For, to mention a few instances out of many to avoid prolixity, who that saw his lawless and corrupt conduct toward Semele, Leda, Alcmene, Artemis, Leto, Maia, Europe, Danae, and Antiope, or that saw what he ventured to take in hand with regard to his own sister, in having the same woman as wife and sister, would not scorn him and pronounce him worthy of death? For not only did he commit adultery, but he deified and raised to heaven those born of his adulteries, contriving the deification as a veil for his lawlessness: such as Dionysus, Heracles, the Dioscuri, Hermes, Perseus, and Soteira. 2. Who, that sees the so-called gods at irreconcileable strife among themselves at Troy on account of the Greeks and Trojans, will fail to recognise their feebleness, in that because of their mutual jealousies they egged on even mortals to strife?
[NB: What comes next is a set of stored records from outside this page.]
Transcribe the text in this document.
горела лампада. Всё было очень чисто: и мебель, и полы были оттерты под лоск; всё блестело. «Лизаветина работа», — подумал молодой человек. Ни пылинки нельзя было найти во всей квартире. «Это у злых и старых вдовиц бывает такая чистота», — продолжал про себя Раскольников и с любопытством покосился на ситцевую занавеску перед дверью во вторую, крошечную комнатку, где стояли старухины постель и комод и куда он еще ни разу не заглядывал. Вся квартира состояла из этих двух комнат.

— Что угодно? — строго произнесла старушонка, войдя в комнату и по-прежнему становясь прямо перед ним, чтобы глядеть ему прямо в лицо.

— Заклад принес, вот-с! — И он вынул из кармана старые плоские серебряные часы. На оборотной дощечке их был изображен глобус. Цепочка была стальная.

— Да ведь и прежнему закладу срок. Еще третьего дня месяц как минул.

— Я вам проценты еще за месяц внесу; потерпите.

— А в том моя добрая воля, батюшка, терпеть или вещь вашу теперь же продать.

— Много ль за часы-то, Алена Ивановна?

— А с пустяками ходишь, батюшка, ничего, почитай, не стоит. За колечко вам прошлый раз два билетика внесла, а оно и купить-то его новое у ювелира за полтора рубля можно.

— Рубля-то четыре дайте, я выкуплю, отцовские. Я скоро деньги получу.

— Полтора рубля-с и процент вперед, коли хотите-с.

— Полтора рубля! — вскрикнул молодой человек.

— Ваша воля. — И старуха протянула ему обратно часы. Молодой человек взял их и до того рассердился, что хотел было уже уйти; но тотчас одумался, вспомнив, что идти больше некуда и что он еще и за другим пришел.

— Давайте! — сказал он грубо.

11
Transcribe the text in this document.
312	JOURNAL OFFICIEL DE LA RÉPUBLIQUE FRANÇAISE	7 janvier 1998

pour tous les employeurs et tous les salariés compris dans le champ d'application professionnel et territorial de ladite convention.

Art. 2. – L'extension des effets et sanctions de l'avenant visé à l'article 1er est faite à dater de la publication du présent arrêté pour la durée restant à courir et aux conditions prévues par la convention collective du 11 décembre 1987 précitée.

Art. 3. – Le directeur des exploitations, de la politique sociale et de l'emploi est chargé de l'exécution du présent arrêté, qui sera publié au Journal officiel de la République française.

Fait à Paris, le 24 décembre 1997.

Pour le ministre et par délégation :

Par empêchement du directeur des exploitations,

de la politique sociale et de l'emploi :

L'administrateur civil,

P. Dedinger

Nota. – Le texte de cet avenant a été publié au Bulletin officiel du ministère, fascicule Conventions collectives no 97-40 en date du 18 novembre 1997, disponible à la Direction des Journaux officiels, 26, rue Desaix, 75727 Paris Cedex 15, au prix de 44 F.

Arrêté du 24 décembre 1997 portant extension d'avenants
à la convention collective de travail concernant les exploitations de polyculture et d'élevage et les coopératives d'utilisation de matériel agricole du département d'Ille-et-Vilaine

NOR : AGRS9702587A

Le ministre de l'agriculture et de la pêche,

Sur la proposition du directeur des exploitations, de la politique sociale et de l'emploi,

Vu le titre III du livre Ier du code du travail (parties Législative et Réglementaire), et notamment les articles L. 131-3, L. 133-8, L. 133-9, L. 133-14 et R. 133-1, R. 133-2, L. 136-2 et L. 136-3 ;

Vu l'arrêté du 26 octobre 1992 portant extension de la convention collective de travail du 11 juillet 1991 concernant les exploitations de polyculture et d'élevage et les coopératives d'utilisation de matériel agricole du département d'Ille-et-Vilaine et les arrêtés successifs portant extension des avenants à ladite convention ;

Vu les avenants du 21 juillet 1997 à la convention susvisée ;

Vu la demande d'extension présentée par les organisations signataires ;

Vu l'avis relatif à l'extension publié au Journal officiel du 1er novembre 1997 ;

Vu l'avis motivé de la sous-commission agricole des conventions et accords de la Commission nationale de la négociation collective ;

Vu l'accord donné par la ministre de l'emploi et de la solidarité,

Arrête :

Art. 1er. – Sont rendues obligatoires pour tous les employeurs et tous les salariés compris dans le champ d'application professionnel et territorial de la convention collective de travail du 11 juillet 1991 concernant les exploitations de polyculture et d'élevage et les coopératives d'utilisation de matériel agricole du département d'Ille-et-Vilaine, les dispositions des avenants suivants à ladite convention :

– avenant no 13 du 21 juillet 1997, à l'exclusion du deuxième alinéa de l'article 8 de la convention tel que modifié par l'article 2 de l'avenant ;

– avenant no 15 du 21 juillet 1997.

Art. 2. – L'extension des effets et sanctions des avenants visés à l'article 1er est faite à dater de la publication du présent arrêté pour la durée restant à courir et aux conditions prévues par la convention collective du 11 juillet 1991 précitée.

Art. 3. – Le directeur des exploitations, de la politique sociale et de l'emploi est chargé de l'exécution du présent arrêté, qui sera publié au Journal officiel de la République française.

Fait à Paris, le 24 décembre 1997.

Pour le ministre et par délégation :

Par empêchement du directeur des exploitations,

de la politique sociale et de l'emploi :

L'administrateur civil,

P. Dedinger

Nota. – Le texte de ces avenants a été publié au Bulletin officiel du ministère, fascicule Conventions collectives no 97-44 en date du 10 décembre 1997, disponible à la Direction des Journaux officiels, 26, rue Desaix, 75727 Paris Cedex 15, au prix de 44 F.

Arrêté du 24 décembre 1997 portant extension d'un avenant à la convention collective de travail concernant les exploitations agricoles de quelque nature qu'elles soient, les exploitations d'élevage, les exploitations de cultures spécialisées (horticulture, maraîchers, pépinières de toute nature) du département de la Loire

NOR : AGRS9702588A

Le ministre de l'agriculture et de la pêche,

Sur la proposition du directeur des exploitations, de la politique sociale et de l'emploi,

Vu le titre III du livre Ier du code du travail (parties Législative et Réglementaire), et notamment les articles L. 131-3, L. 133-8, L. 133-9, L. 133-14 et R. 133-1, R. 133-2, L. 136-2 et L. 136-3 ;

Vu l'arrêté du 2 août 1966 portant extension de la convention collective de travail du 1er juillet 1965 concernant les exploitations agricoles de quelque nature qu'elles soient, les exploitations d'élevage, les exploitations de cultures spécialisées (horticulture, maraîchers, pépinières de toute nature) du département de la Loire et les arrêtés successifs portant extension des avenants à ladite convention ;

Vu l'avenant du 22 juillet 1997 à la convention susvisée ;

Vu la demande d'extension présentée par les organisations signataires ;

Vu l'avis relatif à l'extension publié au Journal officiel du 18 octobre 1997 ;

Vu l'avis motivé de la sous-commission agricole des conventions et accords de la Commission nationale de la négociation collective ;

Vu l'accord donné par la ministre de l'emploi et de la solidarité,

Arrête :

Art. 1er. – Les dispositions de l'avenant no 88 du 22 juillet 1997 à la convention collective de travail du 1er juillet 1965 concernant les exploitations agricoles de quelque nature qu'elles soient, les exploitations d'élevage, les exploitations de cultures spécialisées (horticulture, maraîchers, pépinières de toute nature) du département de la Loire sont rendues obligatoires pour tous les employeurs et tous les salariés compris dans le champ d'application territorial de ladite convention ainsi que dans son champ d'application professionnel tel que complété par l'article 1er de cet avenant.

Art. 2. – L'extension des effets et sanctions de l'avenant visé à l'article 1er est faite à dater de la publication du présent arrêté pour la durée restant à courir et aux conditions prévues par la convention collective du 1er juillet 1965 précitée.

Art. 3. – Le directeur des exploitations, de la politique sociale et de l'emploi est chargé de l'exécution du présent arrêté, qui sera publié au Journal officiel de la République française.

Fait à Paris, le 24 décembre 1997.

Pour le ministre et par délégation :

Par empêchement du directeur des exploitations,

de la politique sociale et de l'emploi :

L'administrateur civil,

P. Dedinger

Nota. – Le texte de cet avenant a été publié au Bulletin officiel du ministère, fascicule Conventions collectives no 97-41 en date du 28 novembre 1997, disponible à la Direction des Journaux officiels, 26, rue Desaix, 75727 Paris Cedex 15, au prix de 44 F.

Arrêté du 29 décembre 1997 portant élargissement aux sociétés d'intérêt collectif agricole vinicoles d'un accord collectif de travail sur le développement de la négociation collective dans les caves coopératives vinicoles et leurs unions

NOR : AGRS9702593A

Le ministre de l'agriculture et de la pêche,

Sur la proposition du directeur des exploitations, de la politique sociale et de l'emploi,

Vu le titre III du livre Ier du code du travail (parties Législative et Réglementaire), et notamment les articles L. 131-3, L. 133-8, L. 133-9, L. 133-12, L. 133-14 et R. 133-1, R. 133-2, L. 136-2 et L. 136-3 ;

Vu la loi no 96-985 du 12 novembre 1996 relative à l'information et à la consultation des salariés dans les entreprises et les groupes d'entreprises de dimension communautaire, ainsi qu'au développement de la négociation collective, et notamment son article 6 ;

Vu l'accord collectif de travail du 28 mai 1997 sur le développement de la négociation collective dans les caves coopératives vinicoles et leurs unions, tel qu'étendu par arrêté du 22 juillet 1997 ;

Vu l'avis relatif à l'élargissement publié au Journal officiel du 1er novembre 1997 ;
Who, that sees Ares and Aphrodite wounded by Diomed, or Hera and Aïdoneus from below the earth, whom they call a god, wounded by Heracles, Dionysus by Perseus, Athena by Arcas, and Hephæstus hurled down and going lame, will not recognise their real nature, and, while refusing to call them gods, be assured (when he hears that they are corruptible and passible) that they are nothing but men 128 , and feeble men too, and admire those that inflicted the wounds rather than the wounded? 3. Or who that sees the adultery of Ares with Aphrodite, and Hephæstus contriving a snare for the two, and the other so-called gods called by Hep. 11 phæstus to view the adultery, and coming and seeing their licentiousness, would not laugh and recognise their worthless character? Or who would not laugh at beholding the drunken folly and misconduct of Heracles toward Omphale? For their deeds of pleasure, and their unconscionable loves, and their divine images in gold, silver, bronze, iron, stone, and wood, we need not seriously expose by argument, since the facts are abominable in themselves, and are enough taken alone to furnish proof of the deception; so that one’s principal feeling is pity for those deceived about them. 4. For, hating the adulterer who tampers with a wife of their own, they are not ashamed to deify the teachers of adultery; and refraining from incest themselves they worship those who practise it; and admitting that the corrupting of children is an evil, they serve those who stand accused of it and do not blush to ascribe to those they call gods things which the laws forbid to exist even among men.


Footnotes

10:128

This explanation of gods as deified men is known as Euhemerism, from Euhemerus, who broached the theory in the third century, b.c. (supra, 10, note 1); but ‘there were Euhemerists in Greece before Euhemerus’ (Jowett’s Plato, 2. 101). The Fathers very commonly adopt the theory, for which, however, there are very slight grounds. Such cases as those of Antinous and the Emperors, as well as the legends of heroes and demigods, gave it some plausibility (see Döllinger; Gentile and Jew, vol. i. p. 344, Eng. Tr.).